It’s Fénelon Friday!
We Are Not to Choose the Manner in Which Our Blessings Shall Be Bestowed
I think you know what God requires of you. The question is, will you do it? You understand that your love of self is causing the struggle you are having with the will of God. So now what you must decide is this: are you going to allow pride and selfish ambitions to keep you from doing what God in His mercy wants you to do? You are so careful about passing thoughts which bob into your mind and out again, and worry about so many details that you should not be thinking about. Why are you not as careful about your continued resistance to the Holy Spirit? Is this continued resistance due to the fact that He has not given you what you want in a way that will flatter your ego?
What does it matter if you receive the gifts of grace as beggars receive bread? The gifts themselves are no less pure nor precious. God loves this beggar-like humility, and delights to send help to such people. Isn’t this the way you put off self by humbling yourself before God and confessing yourself helpless without Him?
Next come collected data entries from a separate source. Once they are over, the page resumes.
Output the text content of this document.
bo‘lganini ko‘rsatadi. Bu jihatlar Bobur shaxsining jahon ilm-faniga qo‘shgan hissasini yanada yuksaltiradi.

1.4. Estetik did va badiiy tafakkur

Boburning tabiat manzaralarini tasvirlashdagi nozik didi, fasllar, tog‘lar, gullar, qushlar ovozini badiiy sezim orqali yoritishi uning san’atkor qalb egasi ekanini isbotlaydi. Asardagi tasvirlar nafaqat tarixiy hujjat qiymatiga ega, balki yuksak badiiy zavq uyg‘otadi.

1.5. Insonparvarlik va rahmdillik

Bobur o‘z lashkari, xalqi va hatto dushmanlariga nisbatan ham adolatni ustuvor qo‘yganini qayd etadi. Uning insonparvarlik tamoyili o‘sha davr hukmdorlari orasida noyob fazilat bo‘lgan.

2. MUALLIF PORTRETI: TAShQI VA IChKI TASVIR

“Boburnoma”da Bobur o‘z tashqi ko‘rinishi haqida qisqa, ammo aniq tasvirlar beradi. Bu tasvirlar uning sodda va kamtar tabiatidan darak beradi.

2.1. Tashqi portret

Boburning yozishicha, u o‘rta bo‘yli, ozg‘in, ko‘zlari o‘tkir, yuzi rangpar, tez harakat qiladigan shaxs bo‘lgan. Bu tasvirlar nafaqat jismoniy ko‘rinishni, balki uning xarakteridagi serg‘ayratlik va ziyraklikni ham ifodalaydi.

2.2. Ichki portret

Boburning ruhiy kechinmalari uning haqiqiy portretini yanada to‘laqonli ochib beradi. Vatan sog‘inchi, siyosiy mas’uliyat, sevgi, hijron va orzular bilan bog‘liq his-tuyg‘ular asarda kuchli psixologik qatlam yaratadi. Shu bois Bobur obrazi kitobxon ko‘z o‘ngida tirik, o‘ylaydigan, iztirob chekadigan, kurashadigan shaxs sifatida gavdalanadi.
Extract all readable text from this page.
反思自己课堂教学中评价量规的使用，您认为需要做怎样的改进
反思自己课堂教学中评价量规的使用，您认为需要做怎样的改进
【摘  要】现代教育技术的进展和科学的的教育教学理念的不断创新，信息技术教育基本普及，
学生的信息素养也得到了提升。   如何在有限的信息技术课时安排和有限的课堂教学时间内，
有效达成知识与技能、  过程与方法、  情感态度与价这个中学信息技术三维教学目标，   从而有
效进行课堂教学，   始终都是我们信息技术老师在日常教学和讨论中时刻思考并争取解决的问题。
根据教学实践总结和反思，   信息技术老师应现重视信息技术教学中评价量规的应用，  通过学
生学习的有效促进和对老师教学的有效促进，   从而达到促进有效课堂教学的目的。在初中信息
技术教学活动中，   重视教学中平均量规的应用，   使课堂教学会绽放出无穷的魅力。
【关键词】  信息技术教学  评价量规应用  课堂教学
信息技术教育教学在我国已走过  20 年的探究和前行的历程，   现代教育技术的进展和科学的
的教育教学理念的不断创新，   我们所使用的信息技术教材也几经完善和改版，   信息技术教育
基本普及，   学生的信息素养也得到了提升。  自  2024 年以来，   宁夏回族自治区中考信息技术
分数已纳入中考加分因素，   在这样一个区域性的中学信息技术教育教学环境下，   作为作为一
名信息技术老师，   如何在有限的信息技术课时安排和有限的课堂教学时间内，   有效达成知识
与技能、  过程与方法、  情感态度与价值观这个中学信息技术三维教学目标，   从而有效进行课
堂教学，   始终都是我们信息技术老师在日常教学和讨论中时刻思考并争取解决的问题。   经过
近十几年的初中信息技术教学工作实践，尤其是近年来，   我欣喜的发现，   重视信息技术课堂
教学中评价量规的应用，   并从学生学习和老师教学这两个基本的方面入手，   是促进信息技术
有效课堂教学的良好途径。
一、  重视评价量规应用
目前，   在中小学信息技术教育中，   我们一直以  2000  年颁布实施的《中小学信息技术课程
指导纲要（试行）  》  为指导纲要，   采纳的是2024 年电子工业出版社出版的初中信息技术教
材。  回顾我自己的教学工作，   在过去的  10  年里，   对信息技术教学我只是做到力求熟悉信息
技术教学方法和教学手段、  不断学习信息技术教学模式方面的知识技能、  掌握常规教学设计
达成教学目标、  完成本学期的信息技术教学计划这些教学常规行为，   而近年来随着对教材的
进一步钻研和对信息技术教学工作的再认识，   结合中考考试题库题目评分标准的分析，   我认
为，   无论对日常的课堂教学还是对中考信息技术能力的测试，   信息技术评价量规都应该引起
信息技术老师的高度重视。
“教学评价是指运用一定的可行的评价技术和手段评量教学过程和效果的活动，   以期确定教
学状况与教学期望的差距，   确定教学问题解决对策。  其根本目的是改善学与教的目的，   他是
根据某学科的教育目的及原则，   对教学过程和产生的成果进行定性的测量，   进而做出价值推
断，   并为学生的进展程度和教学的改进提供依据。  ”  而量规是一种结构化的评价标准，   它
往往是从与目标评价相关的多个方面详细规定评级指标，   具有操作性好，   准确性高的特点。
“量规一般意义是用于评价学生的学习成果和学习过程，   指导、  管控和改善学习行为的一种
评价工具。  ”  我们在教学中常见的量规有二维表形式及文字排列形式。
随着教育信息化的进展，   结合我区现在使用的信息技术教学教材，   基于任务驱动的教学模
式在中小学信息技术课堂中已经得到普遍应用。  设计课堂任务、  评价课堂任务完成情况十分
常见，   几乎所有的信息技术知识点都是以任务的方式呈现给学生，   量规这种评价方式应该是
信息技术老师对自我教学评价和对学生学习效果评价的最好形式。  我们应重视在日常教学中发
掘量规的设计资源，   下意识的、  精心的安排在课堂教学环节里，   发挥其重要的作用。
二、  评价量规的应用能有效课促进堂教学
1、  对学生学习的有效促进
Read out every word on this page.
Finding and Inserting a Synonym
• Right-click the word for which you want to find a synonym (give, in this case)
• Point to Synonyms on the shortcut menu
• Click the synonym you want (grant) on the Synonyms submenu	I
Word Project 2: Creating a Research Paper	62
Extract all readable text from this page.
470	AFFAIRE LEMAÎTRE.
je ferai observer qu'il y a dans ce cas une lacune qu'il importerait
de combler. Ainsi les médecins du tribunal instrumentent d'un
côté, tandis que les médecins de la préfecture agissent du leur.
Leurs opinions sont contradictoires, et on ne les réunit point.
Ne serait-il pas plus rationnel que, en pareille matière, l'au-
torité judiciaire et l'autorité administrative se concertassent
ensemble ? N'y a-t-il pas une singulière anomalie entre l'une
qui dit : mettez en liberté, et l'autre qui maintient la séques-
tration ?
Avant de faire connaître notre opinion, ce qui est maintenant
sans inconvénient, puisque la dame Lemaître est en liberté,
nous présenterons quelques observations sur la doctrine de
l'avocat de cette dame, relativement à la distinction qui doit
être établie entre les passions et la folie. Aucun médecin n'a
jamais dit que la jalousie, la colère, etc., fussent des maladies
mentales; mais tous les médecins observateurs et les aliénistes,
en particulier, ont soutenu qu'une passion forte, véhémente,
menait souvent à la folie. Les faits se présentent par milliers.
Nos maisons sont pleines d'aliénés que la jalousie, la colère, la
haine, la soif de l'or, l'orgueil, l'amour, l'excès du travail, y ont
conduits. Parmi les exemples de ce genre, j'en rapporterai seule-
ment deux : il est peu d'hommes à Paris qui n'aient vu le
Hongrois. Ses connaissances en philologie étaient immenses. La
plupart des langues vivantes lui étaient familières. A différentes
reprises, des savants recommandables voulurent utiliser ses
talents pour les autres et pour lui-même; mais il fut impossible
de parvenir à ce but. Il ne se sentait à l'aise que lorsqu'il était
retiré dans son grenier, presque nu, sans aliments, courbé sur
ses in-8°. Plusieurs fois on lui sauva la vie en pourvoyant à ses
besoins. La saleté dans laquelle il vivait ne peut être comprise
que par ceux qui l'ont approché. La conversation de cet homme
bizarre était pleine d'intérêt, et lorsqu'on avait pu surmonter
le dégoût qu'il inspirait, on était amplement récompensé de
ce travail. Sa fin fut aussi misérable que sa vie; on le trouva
Isn’t humility an instrument of God which makes us have faith in Him rather than ourselves? Isn’t this the way that you die to the life of self within? And if not, then what do you expect to accomplish by all your reading about pure love and your frequent devotions? How can you read what condemns the very depths of your soul? You need to understand that you are being influenced by selfish pride when you reject the gifts of God, just because they do not come in a shape that suits your taste. It is difficult for me to understand how you can pray when you have an attitude like this. What is God telling you in the depths of your soul? He asks nothing but death, and you desire nothing but life. How can you send up to Him a prayer for His grace, with a restriction that He shall send it only by a channel demanding no sacrifice on your part? Can you expect God to minister to the gratification of selfish pride?
Francis Fénelon, Let Go (New Kensington: Whitaker House, 1973).